The university currently uses a plurality voting system for personality elections and a run-off system for government elections. If the bill is passed, the voting system will change to an approval voting system. This would allow students to vote for as many candidates on the ballot as they so choose as well as write in one candidate.

Sen. Paul Neubert, member of the committee on governmental operations, presented the bill. Neubert said he thought writing the bill would help the student body by promoting democracy.

“It helps voters to express themselves better, more fully,” Neubert said. “That’s the point of democracy. That’s the point of upholding elections so voters can express themselves.”

Some senators spoke in support of the bill. Sen. John West said that while he voted to table the bill, he thought the bill offered a way to improve the election process on campus.

“I support the bill because I feel like it’s time to try something new,” West said. “I want for the senate to do more research on this, that’s why I support tabling this because I think it has the potential to make the voting process at Ole Miss more democratic. I think that, ultimately, that is what we should be striving to do. I don’t think the best system is the best system necessarily just because it’s the one we’ve been using for a long time or because it’s the one predominately used in America.”

Sen. Sam Hearn said he spoke against the bill because he finds the current voting system to work affectively.

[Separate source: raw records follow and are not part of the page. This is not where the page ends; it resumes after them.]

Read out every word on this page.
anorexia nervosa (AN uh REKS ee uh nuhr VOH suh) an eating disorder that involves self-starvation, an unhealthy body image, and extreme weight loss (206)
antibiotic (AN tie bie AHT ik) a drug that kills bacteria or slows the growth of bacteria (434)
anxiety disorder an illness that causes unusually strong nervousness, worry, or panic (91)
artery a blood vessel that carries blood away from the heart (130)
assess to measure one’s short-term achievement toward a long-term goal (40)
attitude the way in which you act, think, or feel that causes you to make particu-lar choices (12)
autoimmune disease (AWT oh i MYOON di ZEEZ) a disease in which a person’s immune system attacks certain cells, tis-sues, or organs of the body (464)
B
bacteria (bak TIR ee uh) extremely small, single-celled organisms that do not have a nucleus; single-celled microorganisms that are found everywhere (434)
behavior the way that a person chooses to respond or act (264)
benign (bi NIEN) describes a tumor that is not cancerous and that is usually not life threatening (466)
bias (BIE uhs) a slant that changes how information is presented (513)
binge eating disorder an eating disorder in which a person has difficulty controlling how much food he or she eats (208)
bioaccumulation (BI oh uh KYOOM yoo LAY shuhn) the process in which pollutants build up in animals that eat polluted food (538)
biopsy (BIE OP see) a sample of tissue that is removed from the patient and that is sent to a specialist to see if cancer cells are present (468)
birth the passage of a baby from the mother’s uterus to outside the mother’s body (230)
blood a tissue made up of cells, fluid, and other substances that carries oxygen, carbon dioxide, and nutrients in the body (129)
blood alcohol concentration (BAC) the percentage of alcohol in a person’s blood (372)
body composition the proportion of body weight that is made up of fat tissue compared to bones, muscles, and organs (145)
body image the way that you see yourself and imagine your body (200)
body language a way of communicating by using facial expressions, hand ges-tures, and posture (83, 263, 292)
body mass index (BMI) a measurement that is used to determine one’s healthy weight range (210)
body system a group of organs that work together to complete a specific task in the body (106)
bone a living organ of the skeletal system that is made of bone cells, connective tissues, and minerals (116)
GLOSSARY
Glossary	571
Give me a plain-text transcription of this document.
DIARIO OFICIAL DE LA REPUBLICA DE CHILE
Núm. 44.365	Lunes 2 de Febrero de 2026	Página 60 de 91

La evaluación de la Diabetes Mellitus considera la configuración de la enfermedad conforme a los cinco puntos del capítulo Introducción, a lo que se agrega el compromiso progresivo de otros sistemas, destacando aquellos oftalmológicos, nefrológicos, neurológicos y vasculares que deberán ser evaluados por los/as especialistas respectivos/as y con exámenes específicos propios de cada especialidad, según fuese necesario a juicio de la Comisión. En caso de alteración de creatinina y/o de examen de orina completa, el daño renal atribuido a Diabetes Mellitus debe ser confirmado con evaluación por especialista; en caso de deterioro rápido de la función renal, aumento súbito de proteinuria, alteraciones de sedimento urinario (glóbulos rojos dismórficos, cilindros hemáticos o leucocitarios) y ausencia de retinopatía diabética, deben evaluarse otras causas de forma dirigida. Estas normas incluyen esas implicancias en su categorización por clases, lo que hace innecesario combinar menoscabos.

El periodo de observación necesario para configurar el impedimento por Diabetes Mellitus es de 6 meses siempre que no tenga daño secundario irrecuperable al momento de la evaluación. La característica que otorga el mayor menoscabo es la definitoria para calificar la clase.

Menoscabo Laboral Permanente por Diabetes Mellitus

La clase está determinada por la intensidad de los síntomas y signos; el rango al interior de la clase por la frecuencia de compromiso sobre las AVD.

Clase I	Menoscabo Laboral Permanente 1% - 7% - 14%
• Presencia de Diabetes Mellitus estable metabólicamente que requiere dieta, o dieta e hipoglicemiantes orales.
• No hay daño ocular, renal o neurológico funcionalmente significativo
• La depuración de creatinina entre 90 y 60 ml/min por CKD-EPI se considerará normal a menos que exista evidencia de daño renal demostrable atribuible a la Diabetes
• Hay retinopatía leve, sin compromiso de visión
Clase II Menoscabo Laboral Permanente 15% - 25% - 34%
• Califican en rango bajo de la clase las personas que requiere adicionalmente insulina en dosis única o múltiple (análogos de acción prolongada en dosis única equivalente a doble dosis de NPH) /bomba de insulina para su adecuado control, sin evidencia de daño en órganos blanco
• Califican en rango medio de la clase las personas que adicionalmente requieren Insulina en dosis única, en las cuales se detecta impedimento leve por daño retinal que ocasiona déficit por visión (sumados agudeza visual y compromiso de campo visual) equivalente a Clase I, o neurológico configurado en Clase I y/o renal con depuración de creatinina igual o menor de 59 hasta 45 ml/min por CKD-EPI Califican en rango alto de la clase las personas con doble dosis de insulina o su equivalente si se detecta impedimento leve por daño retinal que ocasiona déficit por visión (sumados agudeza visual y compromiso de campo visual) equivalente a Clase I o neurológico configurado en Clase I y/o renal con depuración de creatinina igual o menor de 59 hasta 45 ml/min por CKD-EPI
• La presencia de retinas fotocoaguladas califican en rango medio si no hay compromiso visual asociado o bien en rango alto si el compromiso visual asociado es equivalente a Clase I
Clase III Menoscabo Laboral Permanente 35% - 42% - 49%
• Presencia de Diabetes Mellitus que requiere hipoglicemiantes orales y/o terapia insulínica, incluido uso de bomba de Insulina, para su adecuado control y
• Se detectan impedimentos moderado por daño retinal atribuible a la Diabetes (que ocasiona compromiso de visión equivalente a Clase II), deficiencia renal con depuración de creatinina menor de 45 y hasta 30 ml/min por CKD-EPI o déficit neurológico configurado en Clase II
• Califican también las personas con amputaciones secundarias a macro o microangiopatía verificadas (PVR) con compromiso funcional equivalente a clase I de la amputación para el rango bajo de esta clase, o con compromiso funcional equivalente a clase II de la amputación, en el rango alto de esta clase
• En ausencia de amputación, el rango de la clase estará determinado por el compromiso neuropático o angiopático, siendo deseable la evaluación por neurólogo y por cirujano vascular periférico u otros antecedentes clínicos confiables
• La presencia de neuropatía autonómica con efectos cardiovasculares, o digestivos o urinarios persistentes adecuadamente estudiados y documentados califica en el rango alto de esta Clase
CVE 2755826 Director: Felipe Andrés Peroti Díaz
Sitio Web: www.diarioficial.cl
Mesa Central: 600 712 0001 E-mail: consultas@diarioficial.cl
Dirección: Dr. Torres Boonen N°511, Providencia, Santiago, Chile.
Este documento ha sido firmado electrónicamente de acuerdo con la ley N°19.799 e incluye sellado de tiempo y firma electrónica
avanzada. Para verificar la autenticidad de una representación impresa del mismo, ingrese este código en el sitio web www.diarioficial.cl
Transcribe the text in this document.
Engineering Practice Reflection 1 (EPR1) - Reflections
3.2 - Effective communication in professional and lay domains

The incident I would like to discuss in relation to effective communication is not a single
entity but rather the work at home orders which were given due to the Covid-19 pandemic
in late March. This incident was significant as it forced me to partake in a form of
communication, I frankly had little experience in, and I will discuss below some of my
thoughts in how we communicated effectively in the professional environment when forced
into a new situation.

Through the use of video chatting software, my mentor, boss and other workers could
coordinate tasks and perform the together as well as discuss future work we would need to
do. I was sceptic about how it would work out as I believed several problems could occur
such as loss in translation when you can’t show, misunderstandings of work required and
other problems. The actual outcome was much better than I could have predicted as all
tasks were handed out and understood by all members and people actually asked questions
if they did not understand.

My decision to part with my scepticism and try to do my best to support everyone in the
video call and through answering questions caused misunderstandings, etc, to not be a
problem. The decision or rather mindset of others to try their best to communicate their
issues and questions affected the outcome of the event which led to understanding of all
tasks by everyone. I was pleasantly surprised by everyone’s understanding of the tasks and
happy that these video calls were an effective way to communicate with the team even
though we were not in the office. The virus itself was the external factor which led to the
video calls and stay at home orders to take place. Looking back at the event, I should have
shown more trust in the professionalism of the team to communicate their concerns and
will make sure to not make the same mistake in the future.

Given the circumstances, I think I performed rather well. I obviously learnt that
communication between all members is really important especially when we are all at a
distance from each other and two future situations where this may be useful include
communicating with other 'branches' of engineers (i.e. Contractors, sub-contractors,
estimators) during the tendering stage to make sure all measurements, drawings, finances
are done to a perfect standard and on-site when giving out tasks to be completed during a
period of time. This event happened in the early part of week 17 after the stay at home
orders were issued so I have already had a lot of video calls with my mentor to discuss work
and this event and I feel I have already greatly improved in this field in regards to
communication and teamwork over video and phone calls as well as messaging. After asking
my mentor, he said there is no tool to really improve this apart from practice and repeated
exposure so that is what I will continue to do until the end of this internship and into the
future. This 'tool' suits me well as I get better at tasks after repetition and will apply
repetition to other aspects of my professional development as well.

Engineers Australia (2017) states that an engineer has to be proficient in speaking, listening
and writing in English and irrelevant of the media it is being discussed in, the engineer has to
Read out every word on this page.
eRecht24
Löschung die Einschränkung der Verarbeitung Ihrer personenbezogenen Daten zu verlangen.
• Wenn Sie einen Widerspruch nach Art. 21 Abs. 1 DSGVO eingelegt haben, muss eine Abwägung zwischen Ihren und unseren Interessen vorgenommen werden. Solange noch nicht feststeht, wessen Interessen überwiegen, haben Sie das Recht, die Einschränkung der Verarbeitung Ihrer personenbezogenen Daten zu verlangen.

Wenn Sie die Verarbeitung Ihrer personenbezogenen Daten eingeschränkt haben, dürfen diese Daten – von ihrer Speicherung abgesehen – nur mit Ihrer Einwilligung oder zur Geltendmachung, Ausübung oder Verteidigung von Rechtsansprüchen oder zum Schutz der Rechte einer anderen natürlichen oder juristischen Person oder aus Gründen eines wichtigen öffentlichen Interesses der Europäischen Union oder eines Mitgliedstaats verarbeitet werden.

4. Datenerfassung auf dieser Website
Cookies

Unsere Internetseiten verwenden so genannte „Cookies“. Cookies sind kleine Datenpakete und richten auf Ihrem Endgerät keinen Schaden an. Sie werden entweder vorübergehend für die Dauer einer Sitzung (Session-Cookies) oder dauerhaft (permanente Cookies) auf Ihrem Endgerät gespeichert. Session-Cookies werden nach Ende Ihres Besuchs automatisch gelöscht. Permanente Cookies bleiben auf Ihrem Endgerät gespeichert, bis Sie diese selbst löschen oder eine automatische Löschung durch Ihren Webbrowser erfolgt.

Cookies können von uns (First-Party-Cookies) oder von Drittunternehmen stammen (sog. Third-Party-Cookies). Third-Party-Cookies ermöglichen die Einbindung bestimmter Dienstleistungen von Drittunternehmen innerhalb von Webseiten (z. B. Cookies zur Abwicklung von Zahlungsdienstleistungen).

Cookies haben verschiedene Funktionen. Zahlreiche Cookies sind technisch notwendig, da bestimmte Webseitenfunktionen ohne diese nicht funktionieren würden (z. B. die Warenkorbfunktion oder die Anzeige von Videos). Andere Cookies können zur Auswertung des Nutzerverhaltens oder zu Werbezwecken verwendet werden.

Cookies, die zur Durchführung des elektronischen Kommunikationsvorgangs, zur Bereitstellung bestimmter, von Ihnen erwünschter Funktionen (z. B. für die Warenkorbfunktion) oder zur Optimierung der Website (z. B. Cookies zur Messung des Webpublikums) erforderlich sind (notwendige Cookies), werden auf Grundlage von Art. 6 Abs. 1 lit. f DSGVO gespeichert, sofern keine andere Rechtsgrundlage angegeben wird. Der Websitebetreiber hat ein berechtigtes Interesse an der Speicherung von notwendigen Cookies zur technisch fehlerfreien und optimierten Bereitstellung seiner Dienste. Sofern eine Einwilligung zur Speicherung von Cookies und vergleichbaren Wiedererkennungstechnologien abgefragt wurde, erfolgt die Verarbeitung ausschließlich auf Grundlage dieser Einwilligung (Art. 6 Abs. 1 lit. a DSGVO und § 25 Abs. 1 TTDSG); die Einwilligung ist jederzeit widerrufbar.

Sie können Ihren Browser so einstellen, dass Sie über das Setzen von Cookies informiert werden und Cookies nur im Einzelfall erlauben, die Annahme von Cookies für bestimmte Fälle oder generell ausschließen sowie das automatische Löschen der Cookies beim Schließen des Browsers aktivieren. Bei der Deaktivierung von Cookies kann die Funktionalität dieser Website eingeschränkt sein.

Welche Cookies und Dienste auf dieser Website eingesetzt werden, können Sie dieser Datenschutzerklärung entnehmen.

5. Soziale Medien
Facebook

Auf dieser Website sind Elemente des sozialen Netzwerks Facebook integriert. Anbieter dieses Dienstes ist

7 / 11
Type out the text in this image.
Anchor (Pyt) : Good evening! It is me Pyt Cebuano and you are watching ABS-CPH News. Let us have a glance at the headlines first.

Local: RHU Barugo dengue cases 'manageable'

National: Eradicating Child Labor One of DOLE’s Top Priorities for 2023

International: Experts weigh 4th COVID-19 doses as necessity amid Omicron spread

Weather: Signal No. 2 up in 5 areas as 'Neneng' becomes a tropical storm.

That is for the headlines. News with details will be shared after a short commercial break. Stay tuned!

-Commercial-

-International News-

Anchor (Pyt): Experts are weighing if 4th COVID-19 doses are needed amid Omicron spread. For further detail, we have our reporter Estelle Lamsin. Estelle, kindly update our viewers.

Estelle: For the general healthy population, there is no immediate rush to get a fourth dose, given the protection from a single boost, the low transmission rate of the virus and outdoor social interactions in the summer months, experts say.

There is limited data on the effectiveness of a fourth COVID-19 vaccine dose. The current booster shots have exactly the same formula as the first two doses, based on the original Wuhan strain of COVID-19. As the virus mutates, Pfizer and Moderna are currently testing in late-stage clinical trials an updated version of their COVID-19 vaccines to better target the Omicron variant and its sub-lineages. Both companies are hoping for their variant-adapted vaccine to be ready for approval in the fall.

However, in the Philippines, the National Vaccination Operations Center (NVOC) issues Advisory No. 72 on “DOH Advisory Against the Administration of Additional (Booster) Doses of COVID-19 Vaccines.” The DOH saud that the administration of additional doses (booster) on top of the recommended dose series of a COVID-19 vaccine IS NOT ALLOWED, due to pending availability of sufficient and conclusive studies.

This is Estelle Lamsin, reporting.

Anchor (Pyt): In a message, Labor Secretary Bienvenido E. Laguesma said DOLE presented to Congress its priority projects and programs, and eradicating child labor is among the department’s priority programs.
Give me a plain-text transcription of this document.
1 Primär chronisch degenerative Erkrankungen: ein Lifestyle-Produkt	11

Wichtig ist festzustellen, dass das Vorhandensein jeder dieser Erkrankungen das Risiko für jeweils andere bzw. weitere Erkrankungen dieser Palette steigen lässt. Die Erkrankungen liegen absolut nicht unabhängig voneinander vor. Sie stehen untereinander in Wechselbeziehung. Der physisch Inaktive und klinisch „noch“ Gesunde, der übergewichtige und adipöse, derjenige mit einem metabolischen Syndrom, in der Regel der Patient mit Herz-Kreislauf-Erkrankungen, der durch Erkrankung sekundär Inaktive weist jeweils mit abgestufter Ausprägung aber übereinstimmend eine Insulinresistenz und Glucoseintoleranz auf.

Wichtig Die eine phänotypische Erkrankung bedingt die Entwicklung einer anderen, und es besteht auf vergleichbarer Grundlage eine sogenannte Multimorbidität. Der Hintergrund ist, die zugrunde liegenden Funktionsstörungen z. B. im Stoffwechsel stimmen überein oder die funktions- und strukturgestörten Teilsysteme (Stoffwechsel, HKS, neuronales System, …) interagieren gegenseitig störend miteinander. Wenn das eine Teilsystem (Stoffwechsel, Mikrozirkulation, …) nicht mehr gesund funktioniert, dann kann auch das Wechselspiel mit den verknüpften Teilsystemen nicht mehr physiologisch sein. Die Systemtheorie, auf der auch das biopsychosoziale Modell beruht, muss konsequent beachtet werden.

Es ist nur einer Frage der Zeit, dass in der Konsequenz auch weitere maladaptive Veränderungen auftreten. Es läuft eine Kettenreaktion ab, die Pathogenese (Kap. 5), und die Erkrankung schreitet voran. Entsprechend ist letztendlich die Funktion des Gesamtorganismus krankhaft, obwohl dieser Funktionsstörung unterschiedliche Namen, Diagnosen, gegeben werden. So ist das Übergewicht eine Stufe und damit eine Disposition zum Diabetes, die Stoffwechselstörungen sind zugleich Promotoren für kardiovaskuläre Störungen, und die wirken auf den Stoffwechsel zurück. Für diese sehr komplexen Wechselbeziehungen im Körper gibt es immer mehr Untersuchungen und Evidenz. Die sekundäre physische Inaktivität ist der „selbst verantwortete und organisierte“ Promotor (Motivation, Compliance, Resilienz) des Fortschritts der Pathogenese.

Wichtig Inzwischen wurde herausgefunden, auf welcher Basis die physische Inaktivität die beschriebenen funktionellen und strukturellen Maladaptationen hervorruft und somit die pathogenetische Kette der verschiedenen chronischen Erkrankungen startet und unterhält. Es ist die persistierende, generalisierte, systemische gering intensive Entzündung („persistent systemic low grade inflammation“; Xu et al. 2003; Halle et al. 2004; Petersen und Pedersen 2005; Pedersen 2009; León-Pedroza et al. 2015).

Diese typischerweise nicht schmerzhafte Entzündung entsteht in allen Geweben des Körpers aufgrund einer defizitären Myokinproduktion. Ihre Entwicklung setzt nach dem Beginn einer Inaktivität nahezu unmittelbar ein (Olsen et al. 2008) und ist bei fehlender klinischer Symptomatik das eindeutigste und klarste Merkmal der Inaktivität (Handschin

“The main thing for me in the election bill was that it gave one person more than one opportunity to elect a position such as president or vice president or one of the singular positions,” Hearn said. “I think that one person should get to vote for one thing, and I don’t see why we need to change the way that works. I think it would lead to more confusion in our electoral system and also make us a more inefficient electoral body as a student body.”

Neubert said other universities across the nation currently use the approval voting system. He said San Francisco State University, Dartmouth College and the University of Colorado Boulder are included in these universities.

“In terms of universities, San Francisco State University has been using it for more than a decade in all their student government elections,” Neubert said. “The University of Colorado Boulder, they’ve been using it for two or three years, I think 2011 or 2012, and they use that in all their student government elections. They’re really cool because they have the largest student government budget of any university or college in the nation. They’re a pretty big school, and they’re doing this because they know what they’re doing. And then Dartmouth College also uses it.”

Fifty-three senators voted in affirmation of the bill. None voted in negation, and one senator voted in abstention. The bill will be brought back to the senate floor for a vote in two weeks.